- Born: 8 March 1961 (age 65) London, England
- Education: King's College, Cambridge
- Occupation: Tenor
- Spouse: Josette Simon (div.)
- Children: 1
- Website: www.markpadmore.com

= Mark Padmore =

British opera singer (born 1961)

Mark Padmore (born 8 March 1961) is a British tenor appearing in concerts, recitals, and opera.

==Early life==
He was born in London on 8 March 1961, and raised in Canterbury, Kent, England. Padmore studied clarinet and piano prior to his gaining a choral scholarship to King's College, Cambridge. He graduated in 1982 with an honours degree in music.

==Career==
Padmore has appeared in Bach's St Matthew and St John Passions with the Berlin Philharmonic and Sir Simon Rattle, staged by Peter Sellars, including Berlin, Salzburg, New York and the BBC Proms.

In the opera house, Padmore has worked with directors Peter Brook, Katie Mitchell, Mark Morris and Deborah Warner. He performed leading roles such as in Harrison Birtwistle's The Corridor and The Cure at the Aldeburgh Festival and in London. He appeared in Handel's Jephtha for Welsh National Opera and English National Opera, and as Captain Vere in Britten's Billy Budd. He performed as the Evangelist in a scenic version of the St Matthew Passion for the Glyndebourne Festival Opera. He also played Peter Quint in an acclaimed BBC TV production of Britten's The Turn of the Screw and recorded the title role of Mozart's La Clemenza di Tito with conductor René Jacobs for Harmonia Mundi. Padmore appeared as Third Angel/John in George Benjamin's Written on Skin with the Royal Opera House in 2017.

In concert, he has performed with the world's leading orchestras including the Munich Radio, Berlin, Vienna, New York and London Philharmonic Orchestras, the Royal Concertgebouw Orchestra, Boston and London Symphony Orchestras and the Philharmonia.

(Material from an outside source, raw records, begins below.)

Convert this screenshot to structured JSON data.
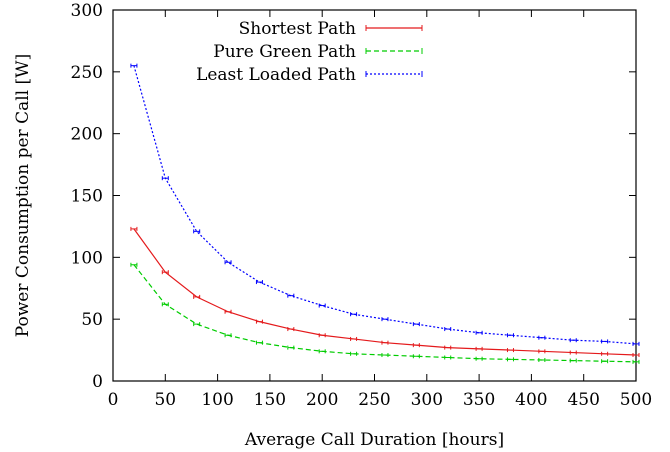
{
  "chart_data": {
    "type": "line",
    "title": "",
    "xlabel": "Average Call Duration [hours]",
    "ylabel": "Power Consumption per Call [W]",
    "xlim": [
      0,
      500
    ],
    "ylim": [
      0,
      300
    ],
    "xticks": [
      0,
      50,
      100,
      150,
      200,
      250,
      300,
      350,
      400,
      450,
      500
    ],
    "yticks": [
      0,
      50,
      100,
      150,
      200,
      250,
      300
    ],
    "grid": false,
    "legend_position": "top-right",
    "x": [
      20,
      50,
      80,
      110,
      140,
      170,
      200,
      230,
      260,
      290,
      320,
      350,
      380,
      410,
      440,
      470,
      500
    ],
    "series": [
      {
        "name": "Shortest Path",
        "color": "#e41a1c",
        "dash": "solid",
        "values": [
          123,
          88,
          68,
          56,
          48,
          42,
          37,
          34,
          31,
          29,
          27,
          26,
          25,
          24,
          23,
          22,
          21
        ]
      },
      {
        "name": "Pure Green Path",
        "color": "#00cc00",
        "dash": "dashed",
        "values": [
          94,
          62,
          46,
          37,
          31,
          27,
          24,
          22,
          21,
          20,
          19,
          18,
          17.5,
          17,
          16.5,
          16,
          15.5
        ]
      },
      {
        "name": "Least Loaded Path",
        "color": "#0000ff",
        "dash": "dotted",
        "values": [
          255,
          164,
          121,
          96,
          80,
          69,
          61,
          54,
          50,
          46,
          42,
          39,
          37,
          35,
          33,
          32,
          30
        ]
      }
    ]
  }
}
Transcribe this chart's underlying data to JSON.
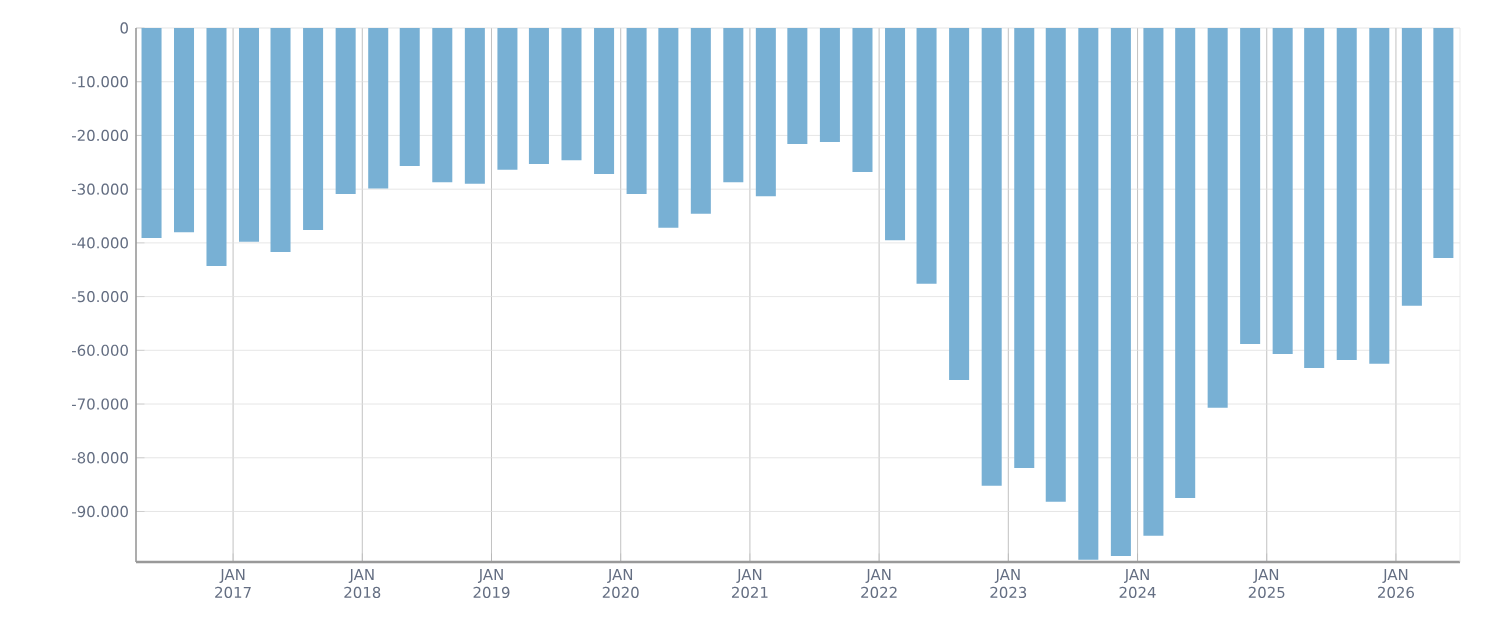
{
  "chart_data": {
    "type": "bar",
    "color": "#78b0d4",
    "grid": true,
    "x": [
      "2016-05-15",
      "2016-08-15",
      "2016-11-15",
      "2017-02-15",
      "2017-05-15",
      "2017-08-15",
      "2017-11-15",
      "2018-02-15",
      "2018-05-15",
      "2018-08-15",
      "2018-11-15",
      "2019-02-15",
      "2019-05-15",
      "2019-08-15",
      "2019-11-15",
      "2020-02-15",
      "2020-05-15",
      "2020-08-15",
      "2020-11-15",
      "2021-02-15",
      "2021-05-15",
      "2021-08-15",
      "2021-11-15",
      "2022-02-15",
      "2022-05-15",
      "2022-08-15",
      "2022-11-15",
      "2023-02-15",
      "2023-05-15",
      "2023-08-15",
      "2023-11-15",
      "2024-02-15",
      "2024-05-15",
      "2024-08-15",
      "2024-11-15",
      "2025-02-15",
      "2025-05-15",
      "2025-08-15",
      "2025-11-15",
      "2026-02-15",
      "2026-05-15"
    ],
    "values": [
      -39100,
      -38000,
      -44300,
      -39800,
      -41700,
      -37600,
      -30900,
      -29900,
      -25700,
      -28700,
      -29000,
      -26400,
      -25300,
      -24600,
      -27200,
      -30900,
      -37200,
      -34600,
      -28700,
      -31300,
      -21600,
      -21200,
      -26800,
      -39500,
      -47600,
      -65500,
      -85200,
      -81900,
      -88200,
      -99000,
      -98300,
      -94500,
      -87500,
      -70700,
      -58800,
      -60700,
      -63300,
      -61800,
      -62500,
      -51700,
      -42800
    ],
    "xlim": [
      "2016-04-01",
      "2026-07-01"
    ],
    "xticks": [
      {
        "value": "2017-01-01",
        "label": "JAN 2017"
      },
      {
        "value": "2018-01-01",
        "label": "JAN 2018"
      },
      {
        "value": "2019-01-01",
        "label": "JAN 2019"
      },
      {
        "value": "2020-01-01",
        "label": "JAN 2020"
      },
      {
        "value": "2021-01-01",
        "label": "JAN 2021"
      },
      {
        "value": "2022-01-01",
        "label": "JAN 2022"
      },
      {
        "value": "2023-01-01",
        "label": "JAN 2023"
      },
      {
        "value": "2024-01-01",
        "label": "JAN 2024"
      },
      {
        "value": "2025-01-01",
        "label": "JAN 2025"
      },
      {
        "value": "2026-01-01",
        "label": "JAN 2026"
      }
    ],
    "ylim": [
      -99400,
      0
    ],
    "yticks": [
      {
        "value": 0,
        "label": "0"
      },
      {
        "value": -10000,
        "label": "-10.000"
      },
      {
        "value": -20000,
        "label": "-20.000"
      },
      {
        "value": -30000,
        "label": "-30.000"
      },
      {
        "value": -40000,
        "label": "-40.000"
      },
      {
        "value": -50000,
        "label": "-50.000"
      },
      {
        "value": -60000,
        "label": "-60.000"
      },
      {
        "value": -70000,
        "label": "-70.000"
      },
      {
        "value": -80000,
        "label": "-80.000"
      },
      {
        "value": -90000,
        "label": "-90.000"
      }
    ]
  }
}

Padmore has given recitals worldwide. He appears frequently at Wigmore Hall, London where he first sang all three Schubert song cycles in May 2008, and was their artist in residence in the 2009/10 season.

==Recordings==
His discography includes Beethoven's Missa solemnis with Bernard Haitink and Bavarian Radio Symphony Orchestra and lieder by Beethoven, Haydn and Mozart with Kristian Bezuidenhout for Harmonia Mundi with whom Padmore has also recorded Handel arias a collection As Steals the Morn with the English Concert (BBC Music Magazine Vocal Award); Schubert cycles with Paul Lewis (Winterreise won the 2010 Gramophone Vocal Solo Award); Schumann's Dichterliebe with Bezuidenhout (2011 Edison Klassiek Award) and Britten's Serenade and Nocturne, and Finzi's Dies Natalis with the Britten Sinfonia (ECHO/Klassik 2013 award); The staged St Matthew Passion with the Berlin Philharmonic and Rattle was awarded the BBC Music Magazine 2013 DVD Award.

==Honors==
Padmore was appointed Commander of the Order of the British Empire (CBE) in the 2019 Birthday Honours for services to music.

==Personal life==
Padmore married the actress Josette Simon (OBE); the couple had one daughter together before they divorced; in a 2020 interview, Simon refers to Padmore as a "life-long friend".